Alexander Hamilton Papers

To Alexander Hamilton from William Ellery, 22 September 1791

From William Ellery

Collrs Office
Port of Newport [Rhode Island] Sepr. 22 1791


I am informed by the Surveyor of the Port of No. Kingstown,1 that it is common for fishing Vessels belonging to that Port to bring grindstones, and the masters of them declare that the rough Stones are taken from shores in the Brith. Dominions as ballast and manufactured by the hands on board on their passage home. On this information permit me to raise the following questions. Supposing on Inquiry it should turn out that Grind-stones said to be so obtained and manufactd. were purchased of the British? or that the raw materials were given by or purchased of them, and manufactured by fishermen on shore; or that the materials should in fact be taken from British shores without purchase, and be manufactured as before mentioned what penalty or forfeiture would be incurred in either of these cases?

The 23d. Sec: of the Coastg. Act requires that bond shall be given that such vessels shall not be employed in any illicit trade or commerce.2 I am in doubt whether the expression illicit trade and commerce comprehends either of the cases mentioned. If it should, then the bond in that case would be forfeited, and the goods liable to forfeiture: if not I would then ask, is any penalty or forfeiture incurred and what? or are the goods subject only to the payment of duties? If the Sec: referred doth not touch the cases put, I have not been able to find any one that doth.

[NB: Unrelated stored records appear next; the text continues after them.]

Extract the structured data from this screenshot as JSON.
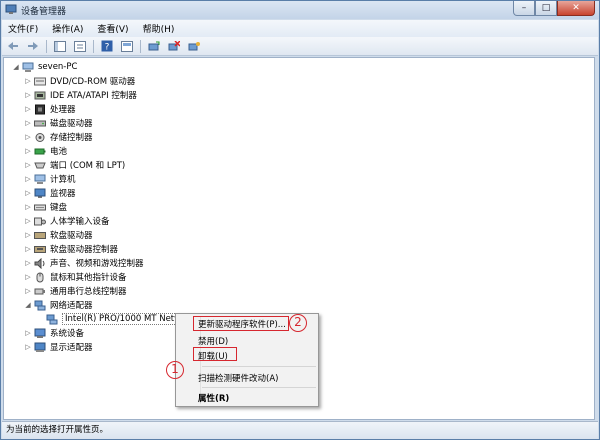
{
  "window": {
    "title": "设备管理器",
    "minimize": "–",
    "maximize": "□",
    "close": "✕"
  },
  "menu": [
    "文件(F)",
    "操作(A)",
    "查看(V)",
    "帮助(H)"
  ],
  "toolbar_icons": [
    "back-icon",
    "forward-icon",
    "console-tree-icon",
    "properties-icon",
    "help-icon",
    "view-icon",
    "update-driver-icon",
    "uninstall-icon",
    "scan-hardware-icon"
  ],
  "tree": {
    "root": "seven-PC",
    "items": [
      "DVD/CD-ROM 驱动器",
      "IDE ATA/ATAPI 控制器",
      "处理器",
      "磁盘驱动器",
      "存储控制器",
      "电池",
      "端口 (COM 和 LPT)",
      "计算机",
      "监视器",
      "键盘",
      "人体学输入设备",
      "软盘驱动器",
      "软盘驱动器控制器",
      "声音、视频和游戏控制器",
      "鼠标和其他指针设备",
      "通用串行总线控制器",
      "网络适配器",
      "Intel(R) PRO/1000 MT Network Connection",
      "系统设备",
      "显示适配器"
    ]
  },
  "context_menu": {
    "update": "更新驱动程序软件(P)...",
    "disable": "禁用(D)",
    "uninstall": "卸载(U)",
    "scan": "扫描检测硬件改动(A)",
    "properties": "属性(R)"
  },
  "annotations": {
    "one": "1",
    "two": "2"
  },
  "status": "为当前的选择打开属性页。",
  "colors": {
    "annotation": "#d6272f",
    "selection": "#ffffff",
    "accent": "#5a7ea8"
  }
}
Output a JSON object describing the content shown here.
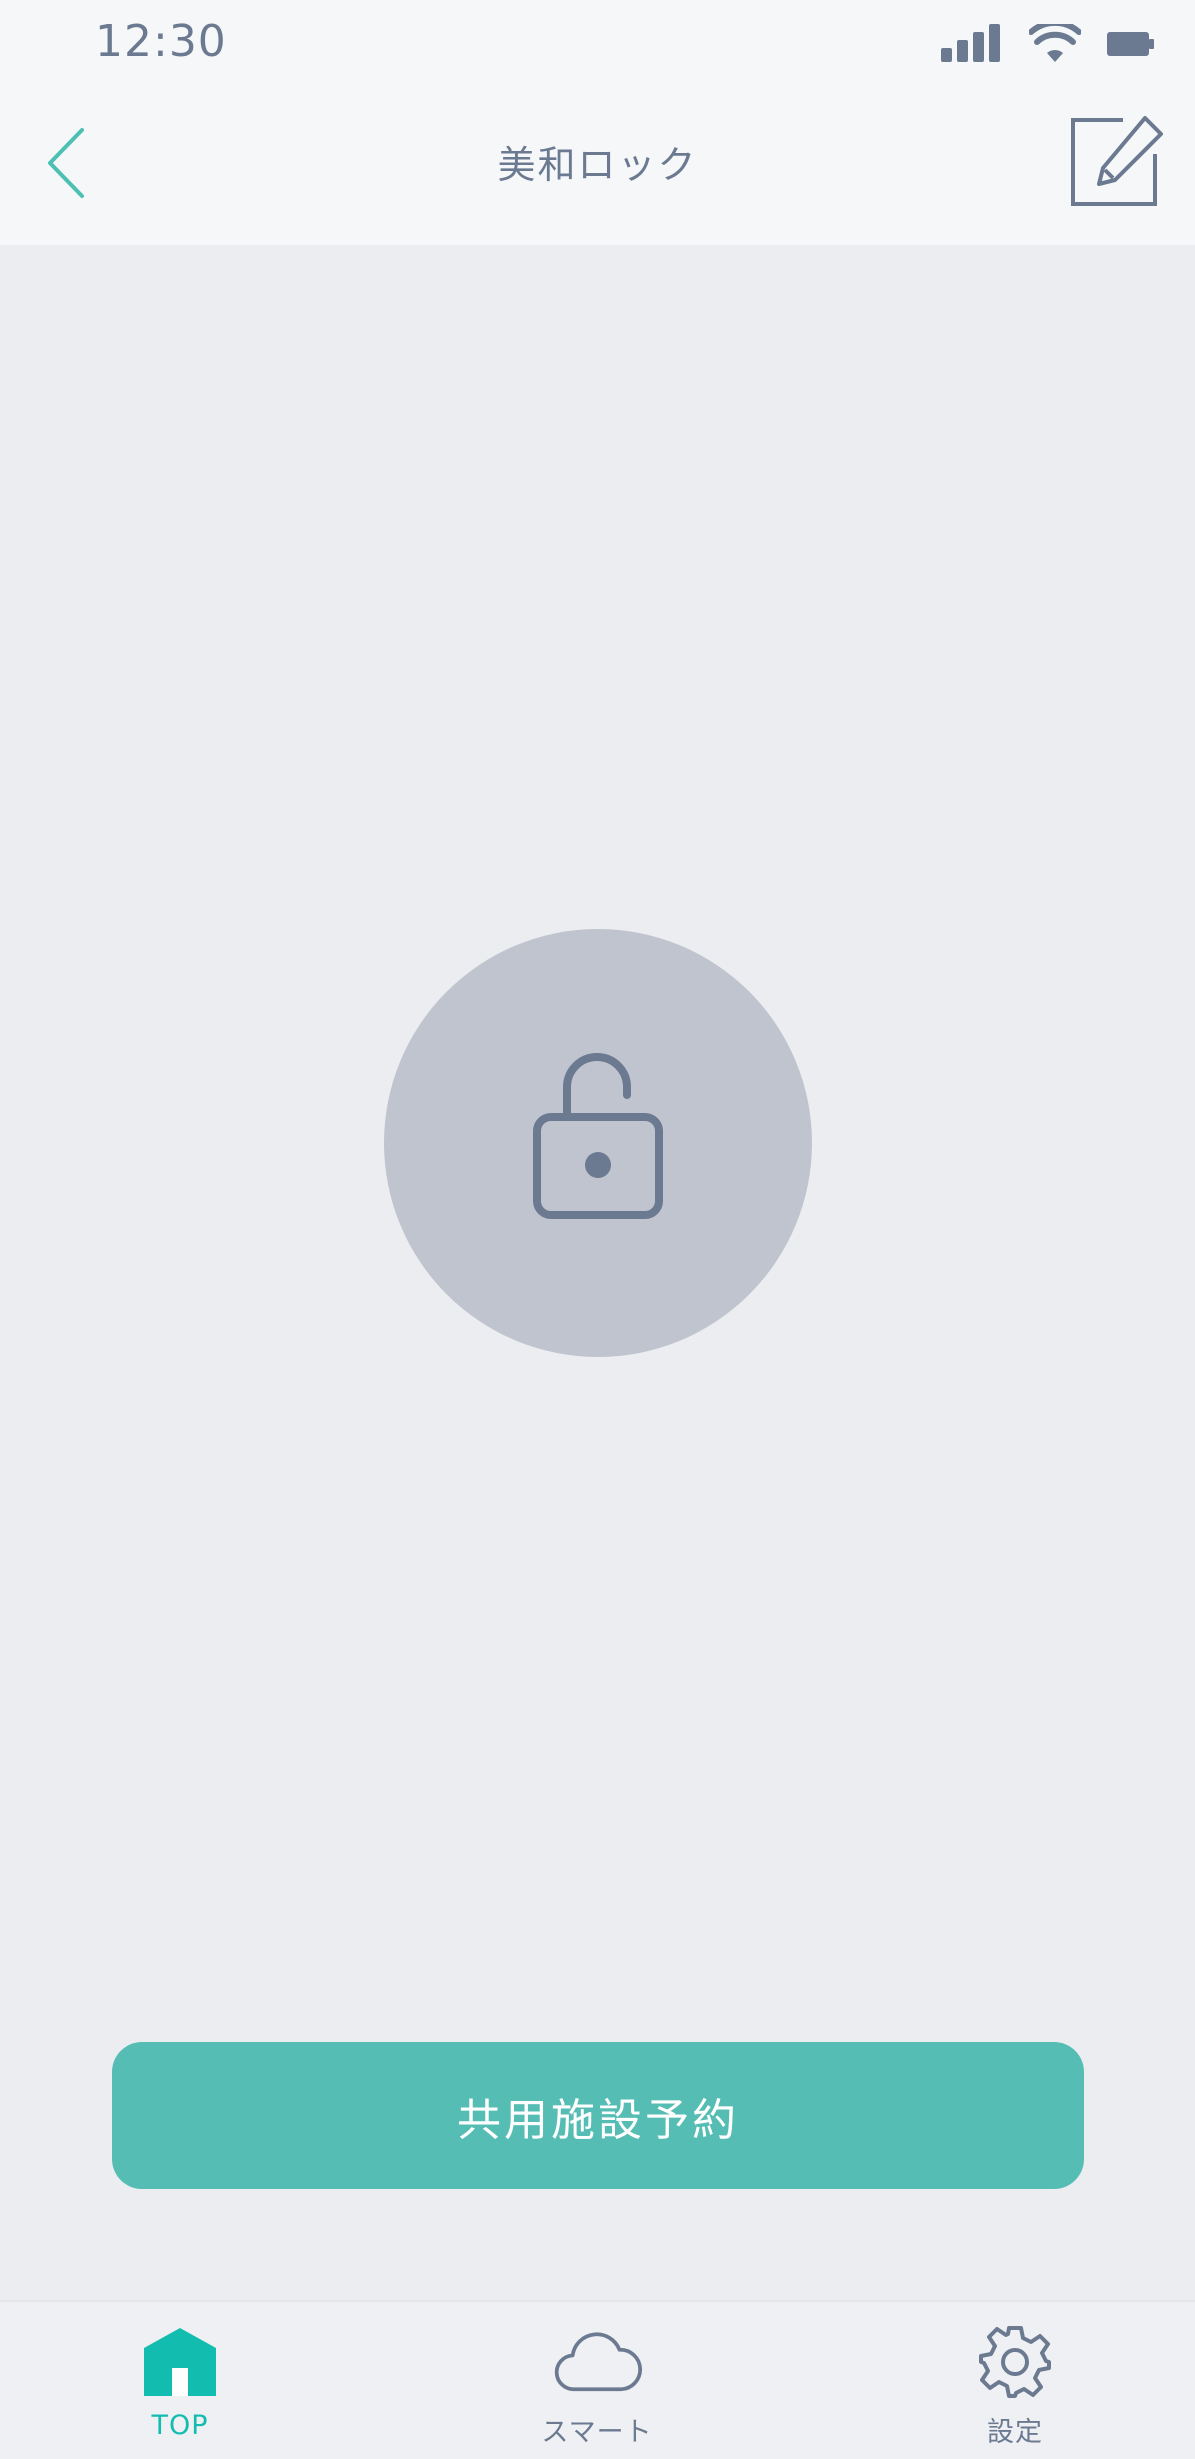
{
  "status_bar": {
    "time": "12:30",
    "icons": [
      "signal-icon",
      "wifi-icon",
      "battery-icon"
    ]
  },
  "nav": {
    "title": "美和ロック",
    "back_icon": "chevron-left-icon",
    "edit_icon": "edit-icon"
  },
  "lock": {
    "icon": "unlocked-padlock-icon",
    "state": "unlocked"
  },
  "reserve_button": {
    "label": "共用施設予約"
  },
  "tabs": [
    {
      "label": "TOP",
      "icon": "home-icon",
      "active": true
    },
    {
      "label": "スマート",
      "icon": "cloud-icon",
      "active": false
    },
    {
      "label": "設定",
      "icon": "gear-icon",
      "active": false
    }
  ],
  "colors": {
    "accent": "#12BDB0",
    "button": "#55BDB4",
    "background": "#ECEDF0",
    "header": "#F6F7F9",
    "icon_gray": "#6B7A90",
    "lock_circle": "#BFC4CF"
  }
}
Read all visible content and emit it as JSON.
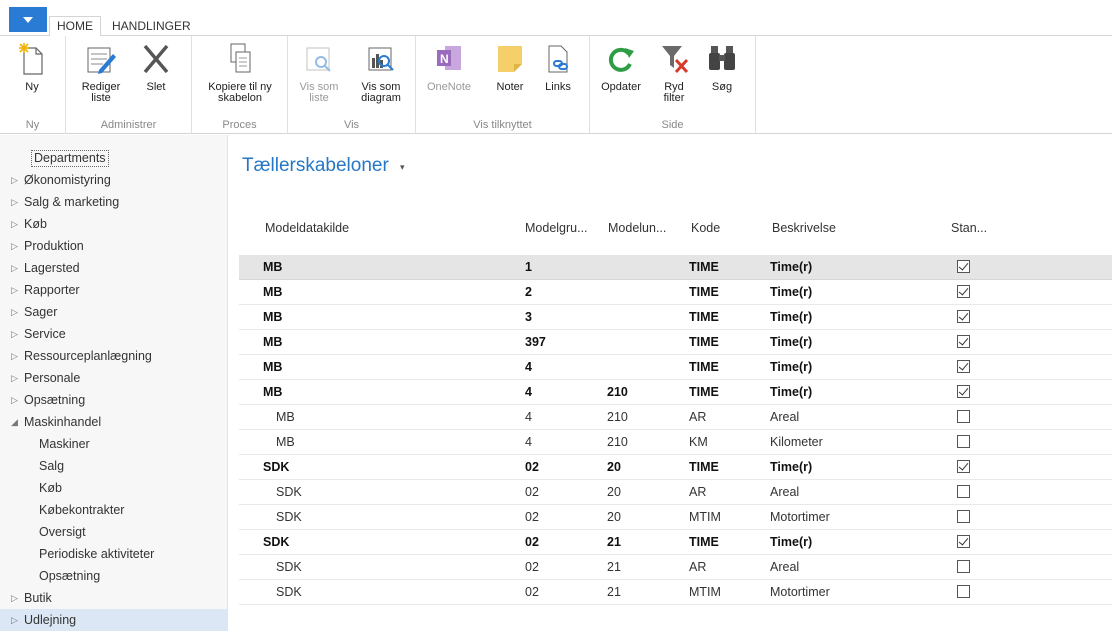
{
  "tabs": {
    "home": "HOME",
    "actions": "HANDLINGER"
  },
  "ribbon": {
    "groups": {
      "ny": "Ny",
      "administrer": "Administrer",
      "proces": "Proces",
      "vis": "Vis",
      "vis_tilknyttet": "Vis tilknyttet",
      "side": "Side"
    },
    "buttons": {
      "ny": "Ny",
      "rediger": "Rediger liste",
      "slet": "Slet",
      "kopiere": "Kopiere til ny skabelon",
      "vis_liste": "Vis som liste",
      "vis_diagram": "Vis som diagram",
      "onenote": "OneNote",
      "noter": "Noter",
      "links": "Links",
      "opdater": "Opdater",
      "ryd_filter": "Ryd filter",
      "sog": "Søg"
    },
    "colors": {
      "accent": "#2a7bd3",
      "onenote": "#7a3aa8",
      "note": "#f5d06a",
      "refresh": "#2e9e44",
      "clear": "#d63a2a"
    }
  },
  "sidebar": {
    "items": [
      {
        "label": "Departments",
        "arrow": ""
      },
      {
        "label": "Økonomistyring",
        "arrow": "▷"
      },
      {
        "label": "Salg & marketing",
        "arrow": "▷"
      },
      {
        "label": "Køb",
        "arrow": "▷"
      },
      {
        "label": "Produktion",
        "arrow": "▷"
      },
      {
        "label": "Lagersted",
        "arrow": "▷"
      },
      {
        "label": "Rapporter",
        "arrow": "▷"
      },
      {
        "label": "Sager",
        "arrow": "▷"
      },
      {
        "label": "Service",
        "arrow": "▷"
      },
      {
        "label": "Ressourceplanlægning",
        "arrow": "▷"
      },
      {
        "label": "Personale",
        "arrow": "▷"
      },
      {
        "label": "Opsætning",
        "arrow": "▷"
      },
      {
        "label": "Maskinhandel",
        "arrow": "◢"
      },
      {
        "label": "Maskiner",
        "arrow": ""
      },
      {
        "label": "Salg",
        "arrow": ""
      },
      {
        "label": "Køb",
        "arrow": ""
      },
      {
        "label": "Købekontrakter",
        "arrow": ""
      },
      {
        "label": "Oversigt",
        "arrow": ""
      },
      {
        "label": "Periodiske aktiviteter",
        "arrow": ""
      },
      {
        "label": "Opsætning",
        "arrow": ""
      },
      {
        "label": "Butik",
        "arrow": "▷"
      },
      {
        "label": "Udlejning",
        "arrow": "▷"
      }
    ]
  },
  "main": {
    "title": "Tællerskabeloner",
    "title_caret": "▾",
    "columns": [
      "Modeldatakilde",
      "Modelgru...",
      "Modelun...",
      "Kode",
      "Beskrivelse",
      "Stan..."
    ],
    "rows": [
      {
        "src": "MB",
        "grp": "1",
        "mdl": "",
        "code": "TIME",
        "desc": "Time(r)",
        "std": true
      },
      {
        "src": "MB",
        "grp": "2",
        "mdl": "",
        "code": "TIME",
        "desc": "Time(r)",
        "std": true
      },
      {
        "src": "MB",
        "grp": "3",
        "mdl": "",
        "code": "TIME",
        "desc": "Time(r)",
        "std": true
      },
      {
        "src": "MB",
        "grp": "397",
        "mdl": "",
        "code": "TIME",
        "desc": "Time(r)",
        "std": true
      },
      {
        "src": "MB",
        "grp": "4",
        "mdl": "",
        "code": "TIME",
        "desc": "Time(r)",
        "std": true
      },
      {
        "src": "MB",
        "grp": "4",
        "mdl": "210",
        "code": "TIME",
        "desc": "Time(r)",
        "std": true
      },
      {
        "src": "MB",
        "grp": "4",
        "mdl": "210",
        "code": "AR",
        "desc": "Areal",
        "std": false
      },
      {
        "src": "MB",
        "grp": "4",
        "mdl": "210",
        "code": "KM",
        "desc": "Kilometer",
        "std": false
      },
      {
        "src": "SDK",
        "grp": "02",
        "mdl": "20",
        "code": "TIME",
        "desc": "Time(r)",
        "std": true
      },
      {
        "src": "SDK",
        "grp": "02",
        "mdl": "20",
        "code": "AR",
        "desc": "Areal",
        "std": false
      },
      {
        "src": "SDK",
        "grp": "02",
        "mdl": "20",
        "code": "MTIM",
        "desc": "Motortimer",
        "std": false
      },
      {
        "src": "SDK",
        "grp": "02",
        "mdl": "21",
        "code": "TIME",
        "desc": "Time(r)",
        "std": true
      },
      {
        "src": "SDK",
        "grp": "02",
        "mdl": "21",
        "code": "AR",
        "desc": "Areal",
        "std": false
      },
      {
        "src": "SDK",
        "grp": "02",
        "mdl": "21",
        "code": "MTIM",
        "desc": "Motortimer",
        "std": false
      }
    ]
  }
}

I conceive that articles manufactured of foreign materials by the cits. of the U. S. on foreign shores are to be considered as foreign, and on importan. in Licensed vessels are subject to the same penalties, forfeitures or duties, as if manufactured by and purchased of foreigners, but I am doubtful whether raw materials of foreign growth manuf. by cits. of these States in foreign ports or places on board Licensed vessels of the U States, and imported in them are in the same predicament. Cabinets made any more than vessels built by such citizens of foreign materials in foreign territories would not I imagin be deemed to be of the manufe. of the U. S.: but might not cabinets or grind stones made of such materials on board such vessels by such citizens in foreign ports or places be considered as of the manufacture of the U. S.?

I hope I shall not be thought too particular in my enquiries; and it gives me pain to divert an attention engaged in the most important objects; but a wish to know my duty and to be prepared to perform it must be my apology for desiring your sentiments as soon as may be convenient on the foregoing questions. I will only beg leave to add that the arrival of several fishing vessels in this District is daily expected, and they may be under one or the other of the circumstances I have stated.

I am   Sir   Yr. most obedt. servant

Wm Ellery Collr

A Hamilton Esqr
Secry Treasy

LC, Newport Historical Society, Newport, Rhode Island.

1Daniel Eldridge Updike.

2“An Act for Registering and Clearing Vessels, Regulating the Coasting Trade, and for other purposes” (1 Stat. description begins The Public Statutes at Large of the United States of America (Boston, 1845). description ends 61 [September 1, 1789]).